The biggest mistake seen in the field is thinking of RAG as a "system that is finished once built." Users'' questions keep changing, and documents are updated. Successful RAG operation teams analyze the list of "failed questions" every week to see why they failed (no data, retrieval failed, or model didn''t understand) and modify the preprocessing logic. Boring "data refinement routines" make better AI than technical flamboyance.

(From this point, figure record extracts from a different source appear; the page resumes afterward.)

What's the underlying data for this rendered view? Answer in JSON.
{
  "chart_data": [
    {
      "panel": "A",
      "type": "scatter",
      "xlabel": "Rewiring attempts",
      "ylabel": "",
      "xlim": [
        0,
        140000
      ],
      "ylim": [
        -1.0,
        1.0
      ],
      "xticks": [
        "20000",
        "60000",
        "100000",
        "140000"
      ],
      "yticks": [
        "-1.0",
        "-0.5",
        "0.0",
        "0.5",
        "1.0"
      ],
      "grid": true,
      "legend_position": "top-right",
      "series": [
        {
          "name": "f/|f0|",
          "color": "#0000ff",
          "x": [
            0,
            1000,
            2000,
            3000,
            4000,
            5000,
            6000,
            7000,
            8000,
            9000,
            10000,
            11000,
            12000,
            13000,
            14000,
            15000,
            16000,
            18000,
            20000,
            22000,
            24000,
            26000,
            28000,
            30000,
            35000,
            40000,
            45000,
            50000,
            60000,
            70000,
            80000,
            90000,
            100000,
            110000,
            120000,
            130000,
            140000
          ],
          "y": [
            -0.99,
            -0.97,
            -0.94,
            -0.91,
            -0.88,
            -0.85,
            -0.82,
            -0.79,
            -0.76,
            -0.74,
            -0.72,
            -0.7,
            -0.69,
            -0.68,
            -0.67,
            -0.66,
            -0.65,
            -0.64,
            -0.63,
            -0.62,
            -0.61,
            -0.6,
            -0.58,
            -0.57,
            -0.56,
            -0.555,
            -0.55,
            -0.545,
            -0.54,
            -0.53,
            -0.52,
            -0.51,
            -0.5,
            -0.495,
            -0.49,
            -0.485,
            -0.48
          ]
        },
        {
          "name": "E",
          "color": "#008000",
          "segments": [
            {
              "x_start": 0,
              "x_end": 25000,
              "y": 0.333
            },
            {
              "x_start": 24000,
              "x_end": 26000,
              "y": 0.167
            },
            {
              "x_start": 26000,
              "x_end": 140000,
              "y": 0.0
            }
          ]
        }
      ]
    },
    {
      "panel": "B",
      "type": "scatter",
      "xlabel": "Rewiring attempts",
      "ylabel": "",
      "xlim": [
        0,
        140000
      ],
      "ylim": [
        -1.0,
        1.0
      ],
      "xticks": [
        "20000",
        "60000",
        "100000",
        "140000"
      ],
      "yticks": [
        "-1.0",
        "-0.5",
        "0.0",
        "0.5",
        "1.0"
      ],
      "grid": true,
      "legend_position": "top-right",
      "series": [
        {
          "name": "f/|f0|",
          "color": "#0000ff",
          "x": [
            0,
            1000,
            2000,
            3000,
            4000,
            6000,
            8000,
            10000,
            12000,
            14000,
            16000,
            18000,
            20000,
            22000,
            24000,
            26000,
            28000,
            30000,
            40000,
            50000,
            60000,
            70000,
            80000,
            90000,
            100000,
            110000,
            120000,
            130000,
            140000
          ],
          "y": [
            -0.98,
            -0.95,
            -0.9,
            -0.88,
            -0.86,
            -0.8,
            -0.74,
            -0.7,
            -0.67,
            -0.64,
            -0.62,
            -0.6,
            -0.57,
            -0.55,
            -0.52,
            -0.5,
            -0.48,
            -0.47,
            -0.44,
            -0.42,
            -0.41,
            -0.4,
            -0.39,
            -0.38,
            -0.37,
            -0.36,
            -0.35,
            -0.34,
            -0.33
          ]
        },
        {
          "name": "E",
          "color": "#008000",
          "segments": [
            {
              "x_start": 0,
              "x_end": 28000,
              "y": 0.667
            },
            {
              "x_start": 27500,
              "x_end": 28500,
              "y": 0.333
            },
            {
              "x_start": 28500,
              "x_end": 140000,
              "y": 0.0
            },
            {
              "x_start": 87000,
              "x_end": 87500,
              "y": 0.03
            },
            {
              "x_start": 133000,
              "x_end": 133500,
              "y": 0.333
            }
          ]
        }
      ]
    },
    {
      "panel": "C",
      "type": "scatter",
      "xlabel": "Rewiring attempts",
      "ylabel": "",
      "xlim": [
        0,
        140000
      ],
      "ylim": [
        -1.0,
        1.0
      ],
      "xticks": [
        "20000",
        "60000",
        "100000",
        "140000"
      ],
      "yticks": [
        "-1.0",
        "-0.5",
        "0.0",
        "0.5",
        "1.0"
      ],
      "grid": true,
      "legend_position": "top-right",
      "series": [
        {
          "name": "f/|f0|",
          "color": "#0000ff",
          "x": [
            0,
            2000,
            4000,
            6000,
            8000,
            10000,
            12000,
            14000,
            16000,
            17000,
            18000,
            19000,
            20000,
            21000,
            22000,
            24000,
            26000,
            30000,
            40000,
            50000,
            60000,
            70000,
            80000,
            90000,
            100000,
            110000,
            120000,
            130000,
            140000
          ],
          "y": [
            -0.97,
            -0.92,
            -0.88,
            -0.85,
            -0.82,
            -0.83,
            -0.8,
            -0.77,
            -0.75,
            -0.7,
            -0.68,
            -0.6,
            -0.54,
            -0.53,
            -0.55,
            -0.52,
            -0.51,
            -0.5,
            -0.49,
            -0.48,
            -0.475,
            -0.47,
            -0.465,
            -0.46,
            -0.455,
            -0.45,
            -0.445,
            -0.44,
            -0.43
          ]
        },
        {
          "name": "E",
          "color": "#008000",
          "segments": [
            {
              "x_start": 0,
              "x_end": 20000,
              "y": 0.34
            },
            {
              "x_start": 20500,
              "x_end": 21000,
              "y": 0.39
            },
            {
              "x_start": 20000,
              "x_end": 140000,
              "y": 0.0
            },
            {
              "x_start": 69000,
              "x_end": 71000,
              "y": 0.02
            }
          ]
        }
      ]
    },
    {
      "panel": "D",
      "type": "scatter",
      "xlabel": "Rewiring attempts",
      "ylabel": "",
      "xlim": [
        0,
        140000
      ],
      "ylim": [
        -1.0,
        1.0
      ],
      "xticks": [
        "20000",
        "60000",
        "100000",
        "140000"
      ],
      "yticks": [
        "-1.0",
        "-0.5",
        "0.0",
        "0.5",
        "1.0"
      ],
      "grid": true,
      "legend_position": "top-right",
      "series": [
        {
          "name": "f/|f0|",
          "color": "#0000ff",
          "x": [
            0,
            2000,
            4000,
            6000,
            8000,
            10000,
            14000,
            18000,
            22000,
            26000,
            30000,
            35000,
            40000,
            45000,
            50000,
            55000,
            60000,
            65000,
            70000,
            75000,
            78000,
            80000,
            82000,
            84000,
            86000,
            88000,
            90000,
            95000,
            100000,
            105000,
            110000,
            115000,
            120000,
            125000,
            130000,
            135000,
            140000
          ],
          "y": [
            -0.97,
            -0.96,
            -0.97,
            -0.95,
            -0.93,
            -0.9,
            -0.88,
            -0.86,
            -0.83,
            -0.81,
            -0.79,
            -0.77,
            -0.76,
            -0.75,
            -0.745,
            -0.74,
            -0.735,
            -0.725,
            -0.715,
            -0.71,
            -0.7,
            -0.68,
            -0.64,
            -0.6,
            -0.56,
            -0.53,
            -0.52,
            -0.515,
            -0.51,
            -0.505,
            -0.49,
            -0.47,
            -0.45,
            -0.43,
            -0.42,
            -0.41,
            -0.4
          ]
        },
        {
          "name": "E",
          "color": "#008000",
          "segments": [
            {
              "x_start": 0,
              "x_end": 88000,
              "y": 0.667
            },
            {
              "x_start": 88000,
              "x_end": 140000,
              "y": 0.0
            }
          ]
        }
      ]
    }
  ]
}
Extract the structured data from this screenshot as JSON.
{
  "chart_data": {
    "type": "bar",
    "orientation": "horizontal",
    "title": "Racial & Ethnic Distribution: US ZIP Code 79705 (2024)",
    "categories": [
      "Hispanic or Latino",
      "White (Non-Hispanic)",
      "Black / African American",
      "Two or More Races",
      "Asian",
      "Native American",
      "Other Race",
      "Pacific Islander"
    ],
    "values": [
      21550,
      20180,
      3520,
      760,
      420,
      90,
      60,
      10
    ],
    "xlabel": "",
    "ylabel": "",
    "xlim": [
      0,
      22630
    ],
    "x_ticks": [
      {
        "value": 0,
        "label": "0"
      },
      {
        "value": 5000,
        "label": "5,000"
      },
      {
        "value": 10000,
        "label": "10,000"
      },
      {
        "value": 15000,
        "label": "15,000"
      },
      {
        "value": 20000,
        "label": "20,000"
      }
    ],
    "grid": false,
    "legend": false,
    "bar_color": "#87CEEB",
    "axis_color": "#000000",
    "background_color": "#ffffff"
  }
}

Practical Case: Improving Internal Regulation Chatbot

Situation

When asked "tell me where to use welfare points," salary regulations or severance pay regulations were mixed in, making the answer confusing.

Application Method

Converted all PDFs to Markdown to maintain table structures.
Forced "Category: Welfare" metadata during chunking.
Added a guardrail to the prompt: "If there is no answer in the provided context, reply that you don''t know and guide the user to the HR team extension (1234)."

Result

Answer accuracy (correct answer matching rate) rose from 65% to 92%. In particular, the phenomenon of mixing in wrong information disappeared.

Lesson

Metadata that narrows the search scope and "saying you don''t know when you don''t know" instructions were decisive in increasing user trust.

Executive Execution Summary

Item	Execution Criteria
Preprocessing	Recursive Splitting based on Markdown.
Metadata	Include title, category, and chunk summary.
Prompt Instructions	"Ignore unrelated info" and "State source document number" are mandatory.
Search Optimization	Combination of Hybrid Vector Search + Re-ranking.
Quality Maintenance	Analyze 20 failed questions weekly and perform Data Curation.

Frequently Asked Questions (FAQ)

Q1. Won''t information loss be high if the chunk size is large?▾

If the chunk size is too large, it contains a lot of noise unrelated to the question, causing the model to lose focus. Also, prompts get longer and more expensive. Information loss should be solved with "Overlap" and "Semantic Chunking."

Q2. What is the most important thing to watch out for in RAG for non-English languages?▾

Due to linguistic characteristics like word endings and particles, embedding search based on meaning is advantageous over simple keyword search. However, since vector search might miss proper nouns or specialized terms (e.g., product names), "Hybrid Search" mixing keyword and vector search is recommended.

Q3. Do I have to use a paid model for the re-ranking model?▾

No. There are many excellent open-source models like BGE-Reranker. If you run it on a local server, you can greatly increase performance without the burden of cost.